Filme do dia (406/2020) - "Que Mal Eu Fiz a Deus Agora?", de Philippe de Chauveron, 2019 - As filhas de Claude Verneuil (Christian Clavier) e seus genros multiculturais agora estão às voltas com planos para emigrarem para outros países, mas Claude e Marie (Chantal Lauby) farão de tudo para evitar isso. Paralelamente, a família Koffi tem planos de casar sua filha Viviane (Tatiana Rojo), sem saber que ela já está apaixonada por alguém.

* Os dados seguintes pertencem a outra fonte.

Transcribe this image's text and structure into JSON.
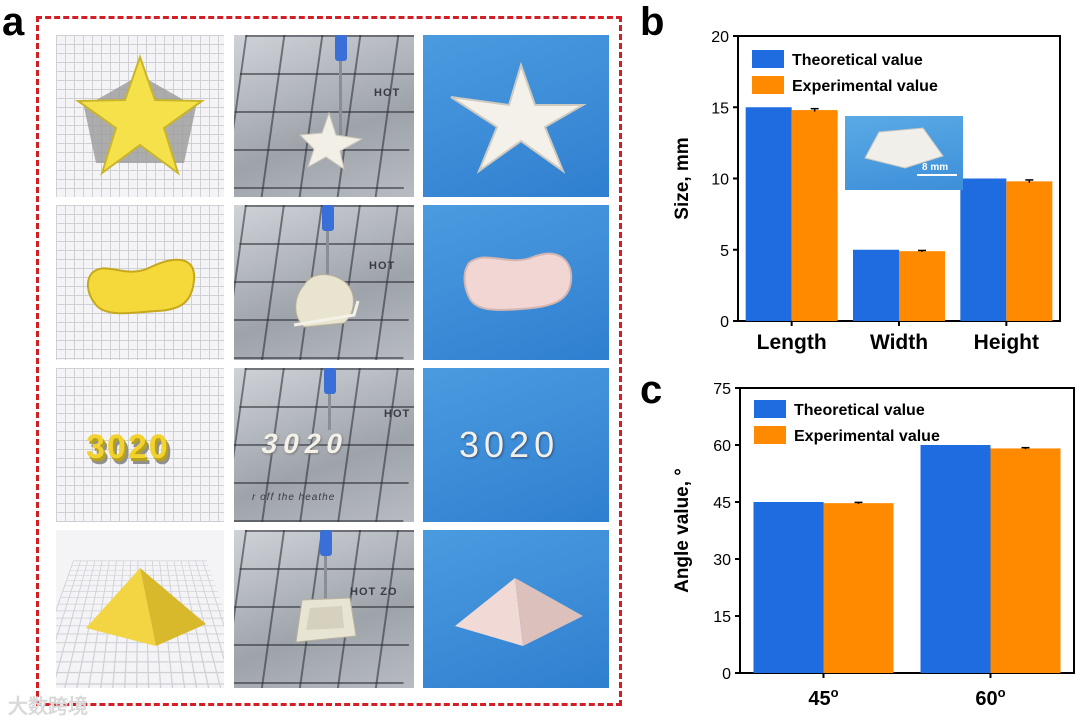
{
  "panel_labels": {
    "a": "a",
    "b": "b",
    "c": "c"
  },
  "panel_a": {
    "row3_cad_text": "3020",
    "row3_print_text": "3020",
    "row3_photo_text": "3020",
    "hot_labels": [
      "HOT",
      "HOT",
      "HOT",
      "HOT ZO"
    ],
    "plate_caption": "r off the heathe"
  },
  "inset": {
    "scale_label": "8 mm"
  },
  "watermark": "大数跨境",
  "colors": {
    "theoretical": "#1f6be0",
    "experimental": "#ff8a00",
    "frame": "#d21f26"
  },
  "chart_data": [
    {
      "id": "b",
      "type": "bar",
      "ylabel": "Size, mm",
      "xlabel": "",
      "ylim": [
        0,
        20
      ],
      "yticks": [
        0,
        5,
        10,
        15,
        20
      ],
      "categories": [
        "Length",
        "Width",
        "Height"
      ],
      "legend": [
        "Theoretical value",
        "Experimental value"
      ],
      "legend_position": "top-left",
      "series": [
        {
          "name": "Theoretical value",
          "values": [
            15,
            5,
            10
          ],
          "errors": [
            0,
            0,
            0
          ]
        },
        {
          "name": "Experimental value",
          "values": [
            14.8,
            4.9,
            9.8
          ],
          "errors": [
            0.1,
            0.05,
            0.1
          ]
        }
      ]
    },
    {
      "id": "c",
      "type": "bar",
      "ylabel": "Angle value, °",
      "xlabel": "",
      "ylim": [
        0,
        75
      ],
      "yticks": [
        0,
        15,
        30,
        45,
        60,
        75
      ],
      "categories": [
        "45°",
        "60°"
      ],
      "category_base": [
        "45",
        "60"
      ],
      "category_sup": "o",
      "legend": [
        "Theoretical value",
        "Experimental value"
      ],
      "legend_position": "top-left",
      "series": [
        {
          "name": "Theoretical value",
          "values": [
            45,
            60
          ],
          "errors": [
            0,
            0
          ]
        },
        {
          "name": "Experimental value",
          "values": [
            44.7,
            59.1
          ],
          "errors": [
            0.2,
            0.2
          ]
        }
      ]
    }
  ]
}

Sequência do filme "Que Mal Eu Fiz a Deus?" (2014), a obra requenta as piadas já iniciadas no primeiro filme. O diretor continua ousando em terreno pantanoso - pois piadas sobre preconceitos contra outras culturas, xenofobia, antissemitismo, racismo, etc, podem, por vezes, perder a mão e acabar sendo um tiro no pé - mas, como na obra inicial, consegue dosar bem e manter-se fiel na crítica. O filme traz, como novidade, mais uma crítica aos preconceitos, agora, contra a homofobia, ainda que bem mais superficial. O problema maior é que o primeiro filme quase esgotou o assunto, então a sensação é, realmente, mais do mesmo. Eu ainda tive momentos de sorrisos espontâneos, mas o filme não me arrancou gargalhadas como na obra inicial. Ainda assim, o roteiro flui bem, tem um ritmo animado e alto astral. Talvez por ter trazido algumas críticas duras aos franceses e sua postura frente aos demais povos no primeiro filme, neste o diretor traça muitos elogios ao país e seu povo (estratégia dos Verneuil para convencer os genros a permanecerem no país) e temos um verdadeiro tour pelas províncias do interior da França (só lugar lindo, "mon Dieu"!!!!). Tecnicamente, o filme mantem-se no mesmo bom nível, mas sem grandes destaques. O elenco permanece igual ao do primeiro filme, encabeçado pelo impagável Christian Clavier - ele é um ótimo comediante, eu já o adorava em "Os Visitantes" (1993), ao lado de Jean Reno!!!! O filme é gostoso, mesmo que sem o mesmo impacto do primeiro, e vai agradar quem quer ver uma comédia leve e despretensiosa. Recomendo (mas só veja na sequência do primeiro, ou vai estragar parte da brincadeira).